Por María Belén Bravo Oyaneder, abogada en derechos humanos.
El asesinato de Sara Millerey en Colombia no es un caso aislado. Es parte de una violencia que se repite en distintos países, con la misma raíz: la transfobia estructural. Cuando el asesinato de una mujer trans no conmueve a un país, algo está fallando. Y nos obliga a mirar también lo que ocurre en Chile.

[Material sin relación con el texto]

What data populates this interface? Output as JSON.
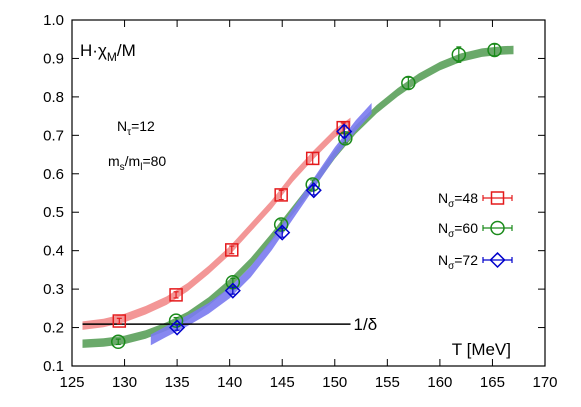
{
  "chart_data": {
    "type": "scatter",
    "ylabel": "H·χ_M/M",
    "xlabel": "T [MeV]",
    "xlim": [
      125,
      170
    ],
    "ylim": [
      0.1,
      1.0
    ],
    "x_ticks": [
      125,
      130,
      135,
      140,
      145,
      150,
      155,
      160,
      165,
      170
    ],
    "y_ticks": [
      0.1,
      0.2,
      0.3,
      0.4,
      0.5,
      0.6,
      0.7,
      0.8,
      0.9,
      1.0
    ],
    "grid": false,
    "legend_position": "right",
    "annotations": {
      "ntau": {
        "base": "N",
        "sub": "τ",
        "rest": "=12"
      },
      "mass": {
        "a": "m",
        "a_sub": "s",
        "mid": "/m",
        "b_sub": "l",
        "rest": "=80"
      },
      "delta_label": "1/δ",
      "delta_value": 0.209,
      "delta_range": [
        126,
        151.5
      ]
    },
    "series": [
      {
        "name": "N_σ=48",
        "legend": {
          "base": "N",
          "sub": "σ",
          "rest": "=48"
        },
        "color": "#e41a1c",
        "band_color": "#f28b8b",
        "marker": "square",
        "points": [
          {
            "x": 129.5,
            "y": 0.217,
            "err": 0.007
          },
          {
            "x": 134.9,
            "y": 0.285,
            "err": 0.008
          },
          {
            "x": 140.2,
            "y": 0.402,
            "err": 0.01
          },
          {
            "x": 144.9,
            "y": 0.545,
            "err": 0.012
          },
          {
            "x": 147.9,
            "y": 0.64,
            "err": 0.015
          },
          {
            "x": 150.8,
            "y": 0.72,
            "err": 0.012
          }
        ],
        "band": {
          "x": [
            126,
            128,
            130,
            132,
            134,
            136,
            138,
            140,
            142,
            144,
            146,
            148,
            150,
            151.5
          ],
          "y": [
            0.205,
            0.212,
            0.225,
            0.245,
            0.27,
            0.305,
            0.35,
            0.4,
            0.46,
            0.52,
            0.59,
            0.65,
            0.705,
            0.735
          ],
          "half_width": 0.011
        }
      },
      {
        "name": "N_σ=60",
        "legend": {
          "base": "N",
          "sub": "σ",
          "rest": "=60"
        },
        "color": "#1a8a1a",
        "band_color": "#5aa05a",
        "marker": "circle",
        "points": [
          {
            "x": 129.4,
            "y": 0.163,
            "err": 0.007
          },
          {
            "x": 134.9,
            "y": 0.218,
            "err": 0.008
          },
          {
            "x": 140.3,
            "y": 0.318,
            "err": 0.01
          },
          {
            "x": 144.9,
            "y": 0.468,
            "err": 0.012
          },
          {
            "x": 147.9,
            "y": 0.572,
            "err": 0.012
          },
          {
            "x": 151.0,
            "y": 0.692,
            "err": 0.012
          },
          {
            "x": 157.0,
            "y": 0.836,
            "err": 0.015
          },
          {
            "x": 161.8,
            "y": 0.91,
            "err": 0.02
          },
          {
            "x": 165.2,
            "y": 0.922,
            "err": 0.015
          }
        ],
        "band": {
          "x": [
            126,
            128,
            130,
            132,
            134,
            136,
            138,
            140,
            142,
            144,
            146,
            148,
            150,
            152,
            154,
            156,
            158,
            160,
            162,
            164,
            166,
            167
          ],
          "y": [
            0.158,
            0.161,
            0.168,
            0.182,
            0.203,
            0.23,
            0.268,
            0.315,
            0.37,
            0.435,
            0.505,
            0.575,
            0.65,
            0.715,
            0.768,
            0.812,
            0.85,
            0.88,
            0.902,
            0.915,
            0.921,
            0.922
          ],
          "half_width": 0.011
        }
      },
      {
        "name": "N_σ=72",
        "legend": {
          "base": "N",
          "sub": "σ",
          "rest": "=72"
        },
        "color": "#0000cc",
        "band_color": "#7a7af0",
        "marker": "diamond",
        "points": [
          {
            "x": 135.0,
            "y": 0.2,
            "err": 0.007
          },
          {
            "x": 140.3,
            "y": 0.296,
            "err": 0.009
          },
          {
            "x": 145.0,
            "y": 0.447,
            "err": 0.012
          },
          {
            "x": 148.0,
            "y": 0.557,
            "err": 0.012
          },
          {
            "x": 150.9,
            "y": 0.71,
            "err": 0.015
          }
        ],
        "band": {
          "x": [
            132.5,
            134,
            136,
            138,
            140,
            142,
            144,
            146,
            148,
            150,
            152,
            153.5
          ],
          "y": [
            0.168,
            0.19,
            0.218,
            0.25,
            0.29,
            0.345,
            0.415,
            0.495,
            0.575,
            0.655,
            0.725,
            0.77
          ],
          "half_width": 0.014
        }
      }
    ]
  }
}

América Latina sigue siendo la región más letal para personas trans. Solo entre octubre de 2023 y septiembre de 2024, se registraron al menos 255 asesinatos, según Transgender Europe (TGEU). Las cifras no alcanzan a mostrar la dimensión de esta violencia. Porque no es solo física. Es simbólica, institucional y cotidiana. Comienza en la infancia, con el rechazo, el silencio, el bullying. Se expresa en la expulsión de los sistemas de salud, de educación, del trabajo. Y muchas veces termina con la muerte.

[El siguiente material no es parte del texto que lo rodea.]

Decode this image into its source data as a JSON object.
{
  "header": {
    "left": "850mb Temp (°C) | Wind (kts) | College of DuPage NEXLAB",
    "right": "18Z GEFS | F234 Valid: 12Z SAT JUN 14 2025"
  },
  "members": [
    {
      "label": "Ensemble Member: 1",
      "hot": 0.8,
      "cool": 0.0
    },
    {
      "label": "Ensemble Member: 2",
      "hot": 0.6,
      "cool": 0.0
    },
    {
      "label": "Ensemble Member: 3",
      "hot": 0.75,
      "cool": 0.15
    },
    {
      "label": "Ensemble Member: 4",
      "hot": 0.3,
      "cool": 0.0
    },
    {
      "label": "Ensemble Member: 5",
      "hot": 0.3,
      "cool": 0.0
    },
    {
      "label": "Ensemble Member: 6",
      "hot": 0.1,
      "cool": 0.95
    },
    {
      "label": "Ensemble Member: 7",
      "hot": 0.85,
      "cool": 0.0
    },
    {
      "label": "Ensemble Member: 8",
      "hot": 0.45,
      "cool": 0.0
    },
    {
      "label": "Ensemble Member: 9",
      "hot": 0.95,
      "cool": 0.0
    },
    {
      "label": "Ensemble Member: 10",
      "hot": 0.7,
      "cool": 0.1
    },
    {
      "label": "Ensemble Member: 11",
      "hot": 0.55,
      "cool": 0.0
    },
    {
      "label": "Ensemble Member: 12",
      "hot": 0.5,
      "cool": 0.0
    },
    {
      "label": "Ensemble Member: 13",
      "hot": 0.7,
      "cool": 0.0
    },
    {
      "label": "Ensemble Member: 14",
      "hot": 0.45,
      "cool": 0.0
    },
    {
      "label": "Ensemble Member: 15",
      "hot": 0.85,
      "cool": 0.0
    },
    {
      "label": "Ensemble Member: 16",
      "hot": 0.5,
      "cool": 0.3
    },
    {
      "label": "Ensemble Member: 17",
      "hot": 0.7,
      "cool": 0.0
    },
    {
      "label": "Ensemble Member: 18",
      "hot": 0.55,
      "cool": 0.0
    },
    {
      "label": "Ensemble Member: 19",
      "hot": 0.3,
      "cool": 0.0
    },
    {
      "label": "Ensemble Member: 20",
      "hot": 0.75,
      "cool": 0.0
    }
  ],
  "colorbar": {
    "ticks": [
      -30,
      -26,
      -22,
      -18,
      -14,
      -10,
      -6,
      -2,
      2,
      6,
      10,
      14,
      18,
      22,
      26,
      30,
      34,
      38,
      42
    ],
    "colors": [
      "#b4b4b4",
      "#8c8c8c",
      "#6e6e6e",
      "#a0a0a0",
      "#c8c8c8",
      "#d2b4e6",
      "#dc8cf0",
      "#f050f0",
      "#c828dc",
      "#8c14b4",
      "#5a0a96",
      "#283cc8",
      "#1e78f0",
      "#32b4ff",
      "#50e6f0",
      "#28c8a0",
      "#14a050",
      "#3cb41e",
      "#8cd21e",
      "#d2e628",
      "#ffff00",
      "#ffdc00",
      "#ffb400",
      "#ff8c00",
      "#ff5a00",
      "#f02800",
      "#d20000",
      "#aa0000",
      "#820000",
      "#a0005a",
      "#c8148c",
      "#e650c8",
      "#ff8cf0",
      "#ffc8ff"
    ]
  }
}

En Chile, el proyecto que busca modificar la Ley Antidiscriminación (actualmente en Comisión Mixta) propone avances: reparación, sanciones más claras, y prohibición de las mal llamadas terapias reparativas. Sin embargo, sectores conservadores insisten en bloquear derechos usando argumentos ideológicos.
Lo vimos también con la reciente decisión del Tribunal Constitucional que, pese a rechazar la prohibición del financiamiento público de tratamientos hormonales para niñez y adolescencia trans, expuso una narrativa política que pone en riesgo derechos ya reconocidos.
Sara fue asesinada por ser quien era. Hablar de justicia para las personas trans no es ideología: es una exigencia jurídica, ética y humana. En un país donde se debate si avanzar o retroceder, este crimen recuerda que no hablamos de textos legales, sino de vidas concretas.